Psychological counseling: “The first time you blow someone away is not an insignificant event.”

And last but not least: “Marines don’t know how to spell the word -defeat.”

Enlightening

Barack Obama is fond of the Nobel Prize winner in his cabinet, Energy Secretary Steven Chu—never missing an opportunity to salute his fellow Nobelist—but THE SCRAPBOOK has always preferred Chu’s (we dare say) savvier and more competent predecessor, Spencer Abraham. Abraham served in that august position during the first term of George W. Bush—and was, the jacket of his new book informs us, “America’s longest-serving secretary of energy.” Who knew?

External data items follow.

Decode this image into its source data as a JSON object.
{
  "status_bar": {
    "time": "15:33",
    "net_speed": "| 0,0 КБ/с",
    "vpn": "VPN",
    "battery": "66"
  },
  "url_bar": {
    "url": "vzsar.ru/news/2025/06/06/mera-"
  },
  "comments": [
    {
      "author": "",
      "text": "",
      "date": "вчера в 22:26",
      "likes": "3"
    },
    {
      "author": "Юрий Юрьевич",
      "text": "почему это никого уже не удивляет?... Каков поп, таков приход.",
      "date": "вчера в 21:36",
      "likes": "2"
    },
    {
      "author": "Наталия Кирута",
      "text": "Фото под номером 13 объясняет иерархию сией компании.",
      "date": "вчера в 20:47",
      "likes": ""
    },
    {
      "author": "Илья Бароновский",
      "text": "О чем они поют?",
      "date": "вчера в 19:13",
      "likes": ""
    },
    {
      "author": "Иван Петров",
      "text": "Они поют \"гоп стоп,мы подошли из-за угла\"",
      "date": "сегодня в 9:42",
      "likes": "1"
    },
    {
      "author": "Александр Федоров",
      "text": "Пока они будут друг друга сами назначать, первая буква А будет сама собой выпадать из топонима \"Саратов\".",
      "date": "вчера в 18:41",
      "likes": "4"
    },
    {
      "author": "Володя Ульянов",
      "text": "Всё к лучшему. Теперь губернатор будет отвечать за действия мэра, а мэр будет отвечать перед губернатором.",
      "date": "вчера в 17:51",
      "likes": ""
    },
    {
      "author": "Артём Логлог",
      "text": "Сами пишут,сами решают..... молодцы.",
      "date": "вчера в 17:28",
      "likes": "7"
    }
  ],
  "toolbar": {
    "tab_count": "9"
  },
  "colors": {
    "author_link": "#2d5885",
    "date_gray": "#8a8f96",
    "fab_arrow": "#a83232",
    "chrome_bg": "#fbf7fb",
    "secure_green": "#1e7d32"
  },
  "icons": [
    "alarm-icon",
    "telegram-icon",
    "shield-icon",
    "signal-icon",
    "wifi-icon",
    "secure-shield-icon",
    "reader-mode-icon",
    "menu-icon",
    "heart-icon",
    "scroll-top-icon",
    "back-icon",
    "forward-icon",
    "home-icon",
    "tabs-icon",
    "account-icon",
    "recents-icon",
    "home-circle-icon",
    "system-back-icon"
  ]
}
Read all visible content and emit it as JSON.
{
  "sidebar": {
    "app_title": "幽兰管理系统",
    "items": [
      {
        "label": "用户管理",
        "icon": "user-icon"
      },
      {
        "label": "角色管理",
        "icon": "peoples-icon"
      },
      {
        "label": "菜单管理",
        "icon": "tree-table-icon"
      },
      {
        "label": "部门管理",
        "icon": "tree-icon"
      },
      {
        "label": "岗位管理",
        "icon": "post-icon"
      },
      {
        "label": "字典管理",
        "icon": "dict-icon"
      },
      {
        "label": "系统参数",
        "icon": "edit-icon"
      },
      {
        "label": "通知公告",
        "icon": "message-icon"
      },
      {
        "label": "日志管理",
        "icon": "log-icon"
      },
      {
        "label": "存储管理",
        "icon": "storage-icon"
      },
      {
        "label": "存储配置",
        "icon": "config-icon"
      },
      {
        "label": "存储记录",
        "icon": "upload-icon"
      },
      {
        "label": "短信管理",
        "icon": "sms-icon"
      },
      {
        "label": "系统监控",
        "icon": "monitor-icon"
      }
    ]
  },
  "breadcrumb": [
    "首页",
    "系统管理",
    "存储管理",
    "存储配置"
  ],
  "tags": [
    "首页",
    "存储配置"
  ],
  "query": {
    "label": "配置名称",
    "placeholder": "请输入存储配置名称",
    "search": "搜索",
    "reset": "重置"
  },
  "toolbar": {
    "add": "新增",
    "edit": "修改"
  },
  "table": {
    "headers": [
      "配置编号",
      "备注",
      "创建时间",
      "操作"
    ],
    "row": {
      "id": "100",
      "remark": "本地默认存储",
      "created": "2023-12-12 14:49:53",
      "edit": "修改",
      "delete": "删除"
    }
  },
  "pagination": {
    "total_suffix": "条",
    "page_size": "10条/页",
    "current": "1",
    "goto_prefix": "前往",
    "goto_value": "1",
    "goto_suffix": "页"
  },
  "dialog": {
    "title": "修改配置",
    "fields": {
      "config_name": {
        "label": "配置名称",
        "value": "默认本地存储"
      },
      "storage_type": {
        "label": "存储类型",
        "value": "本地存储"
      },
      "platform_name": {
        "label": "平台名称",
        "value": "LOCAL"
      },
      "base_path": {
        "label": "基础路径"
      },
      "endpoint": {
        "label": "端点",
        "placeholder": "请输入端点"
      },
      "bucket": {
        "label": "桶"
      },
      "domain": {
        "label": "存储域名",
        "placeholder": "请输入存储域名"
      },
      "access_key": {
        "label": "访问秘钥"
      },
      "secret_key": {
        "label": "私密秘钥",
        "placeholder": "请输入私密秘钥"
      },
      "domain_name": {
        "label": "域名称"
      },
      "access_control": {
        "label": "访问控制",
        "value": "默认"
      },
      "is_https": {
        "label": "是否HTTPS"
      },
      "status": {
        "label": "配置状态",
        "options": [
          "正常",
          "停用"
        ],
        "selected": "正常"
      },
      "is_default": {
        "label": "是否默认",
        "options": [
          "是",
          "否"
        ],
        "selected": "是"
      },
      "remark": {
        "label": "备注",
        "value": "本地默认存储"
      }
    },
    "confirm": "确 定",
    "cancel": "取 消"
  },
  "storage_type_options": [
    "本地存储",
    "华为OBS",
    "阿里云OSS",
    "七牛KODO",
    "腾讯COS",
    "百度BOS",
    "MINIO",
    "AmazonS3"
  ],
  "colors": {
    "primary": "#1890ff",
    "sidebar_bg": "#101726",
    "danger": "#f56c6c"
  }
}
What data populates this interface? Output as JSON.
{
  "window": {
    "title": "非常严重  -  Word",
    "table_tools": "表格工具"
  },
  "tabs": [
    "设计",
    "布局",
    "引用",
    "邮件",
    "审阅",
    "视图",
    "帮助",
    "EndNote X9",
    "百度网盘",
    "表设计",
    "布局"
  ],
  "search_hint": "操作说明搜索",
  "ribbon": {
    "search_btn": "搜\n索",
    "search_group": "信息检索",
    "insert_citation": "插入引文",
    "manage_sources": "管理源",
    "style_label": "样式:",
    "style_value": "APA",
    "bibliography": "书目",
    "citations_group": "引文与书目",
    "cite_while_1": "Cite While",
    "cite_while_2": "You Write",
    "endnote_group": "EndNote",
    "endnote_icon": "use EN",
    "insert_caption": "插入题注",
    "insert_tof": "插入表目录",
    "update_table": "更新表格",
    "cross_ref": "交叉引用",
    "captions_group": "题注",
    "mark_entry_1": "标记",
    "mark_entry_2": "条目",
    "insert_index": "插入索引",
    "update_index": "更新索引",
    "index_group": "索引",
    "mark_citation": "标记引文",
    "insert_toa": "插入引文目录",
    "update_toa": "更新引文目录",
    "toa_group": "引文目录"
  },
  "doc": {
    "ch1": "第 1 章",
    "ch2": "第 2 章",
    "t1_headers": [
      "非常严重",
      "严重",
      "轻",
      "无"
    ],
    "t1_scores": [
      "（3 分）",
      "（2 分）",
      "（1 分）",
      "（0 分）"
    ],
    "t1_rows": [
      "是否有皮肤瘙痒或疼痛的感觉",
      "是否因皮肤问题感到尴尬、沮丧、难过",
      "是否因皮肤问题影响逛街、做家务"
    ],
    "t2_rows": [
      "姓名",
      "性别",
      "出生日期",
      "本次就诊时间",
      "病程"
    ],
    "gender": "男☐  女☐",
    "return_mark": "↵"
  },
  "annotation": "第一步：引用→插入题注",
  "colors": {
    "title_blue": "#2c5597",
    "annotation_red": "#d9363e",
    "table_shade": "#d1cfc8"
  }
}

In any case, just in time for congressional debate over energy legislation, Abraham has produced a useful and readable (and affordable!) book on energy policy that The Scrapbook is pleased to recommend: Lights Out: Ten Myths about (and Real Solutions to) America’s Energy Crisis. Abraham, writing with William Tucker, lays out clearly and accessibly how to think—and how not to think—about all the issues surrounding energy policy. Jacques Nasser, the former head of Ford Motor Company, says the book is “an interesting mix of folksy story-telling, technical analysis, and political intrigue.”

The Scrapbook sped through it in one evening, in a well-lit room, TV on in the background, air conditioner going full tilt, popcorn popper popping—and felt better about our energy future.

Sentences We Didn’t Finish

"Morning Miracle is a love story, a tale of passion starring a faded beauty trying desperately to hang on in a rapidly changing world. The object of author Dave Kindred’s ardor is old-school newspaper journalism, deeply reported public affairs coverage, the kind that can make a difference in people’s lives. ‘I love the smell of newsprint in the morning, and my favorite time of day is thirty minutes to deadline,’ writes Kindred, who has spent more than five decades in the business. In particular, Kindred loves the journalism at the Washington Post, where .  .  . ” (Rem Rieder, Washington Post, July 6).